全貌ウィキリークス ウィキリークスと協力関係にあるシュピーゲル誌(ドイツのニュース週刊誌)の記者/編集部によって書かれたウィキリークスについての本です(同じくウィキリークスと協力関係にあるガーディアン編集部で書かれた「ウィキリークス アサンジの戦争」という本も出版されています)。ウィキリークスと協力的な関係にある点から、ウィキリークスに対して肯定的な立場をとっていると見て読むのが良いとは思いますが、個人的には十分に客観的で批判的な視点でウィキリークスが描かれているかなと思いました。

本書は、ウィキリークスの創設者の一人であり中心的人物であるジュリアン・アサンジの生い立ちから現在のウィキリークスまで時系列で描かれています。もろもろの事情により、母親とともに各地を転々としながら生活していたアサンジは、学校も転々としつつ、家では母親が家庭教師となり反権威主義的な思想に教えられていたらしいです。それがアサンジの現在の反権威主義的な感性と、「カウチサーフィング(友人やソーシャルネットワーク上の知人の家を転々としながら世界を動き回る)」のような行動のスタイルの源となっている。

ウィキリークス創立初期に公開された情報は内部告発によるものよりも、インターネット上から(違法/合法問わず)発掘してきた情報であったみたいです。内部告発サイトというよりは暴露サイトというか、なんというかウィキリークスの原点に「ハッカー」の気質を伺えます。そのハッカーの気質、政治的な思想がなく無差別的なところが、資金繰りでは苦労させていたみたいです。

「コラテラル・マーダー」の動画流出前後から、ウィキリークスの影響力が大きくなってくる。送られてくる情報量も増え、ウィキリークスはそれが本当の情報かを判別しなければならないという作業の負荷が一つの課題として浮上してきます。ウィキリークスは、偽の情報に踊らされ、信憑性を損なってしまう危険がある。コラテラル・マーダーでは得られた情報を裏付けを行ったりなども行っています。

また、コラテラル・マーダーの動画では動画の編集作業も行っています。編集作業をすることで、冗長な箇所を省き、より分かりやすく衝撃的な映像になる。しかし、「編集」という作業には恣意性が多少あり、ウィキリークスが得られた情報に対して意味付けをしていることになる。だからこそウィキリークスは加工されていない1次情報をそのまま掲載することにこだわる必要があるわけで、このあたり、情報を伝えることの難しさを感じました。結局のところ、誰も注目しない情報に意味があるのかというわけで。ノーカット版の動画も公開されているようですが、よく見られているのはやはり編集版の方らしいです。

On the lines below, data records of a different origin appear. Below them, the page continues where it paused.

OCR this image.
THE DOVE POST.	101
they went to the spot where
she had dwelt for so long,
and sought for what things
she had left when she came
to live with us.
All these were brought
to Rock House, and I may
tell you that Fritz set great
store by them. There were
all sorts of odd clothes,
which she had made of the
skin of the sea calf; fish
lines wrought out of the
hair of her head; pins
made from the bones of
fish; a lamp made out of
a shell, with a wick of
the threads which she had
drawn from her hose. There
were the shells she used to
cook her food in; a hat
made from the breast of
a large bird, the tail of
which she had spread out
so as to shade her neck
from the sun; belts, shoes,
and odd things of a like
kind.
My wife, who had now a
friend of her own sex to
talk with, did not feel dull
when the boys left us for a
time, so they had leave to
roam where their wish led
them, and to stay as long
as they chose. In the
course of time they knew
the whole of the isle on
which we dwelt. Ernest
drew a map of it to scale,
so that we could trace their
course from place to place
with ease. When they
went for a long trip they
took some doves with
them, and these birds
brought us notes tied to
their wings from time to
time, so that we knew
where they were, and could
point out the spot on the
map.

「コラテラル・マーダー」のあとにアメリカの公電のリークが続きますが、公開された情報によって生命に危険が及ぶ人間がいるかもしれないというところが問題として浮上してきます。ウィキリークストしても危険な情報をそのまま公開することは、(アサンジの暗殺なども含めて)存続を危うくしかねない。そこで、ウィキリークスはシュピーゲルやガーディアン、ニューヨークタイムズなどと協力関係を結び、情報をすべてリークするのではなく、各社と協力しつつリークの量をコントロールしています。

アメリカ公電のリークその後は、アメリカ政府からの反撃を受け、ウィキリークスが窮地に立たされていく様が記述されています。スウェーデンで起きたアサンジのレイプ疑惑についても触れられています。このへん真相は正直よくわかりませんが、逮捕が必要かどうかの判断が、超法規的というか、国家的判断にゆだねられていると感じました。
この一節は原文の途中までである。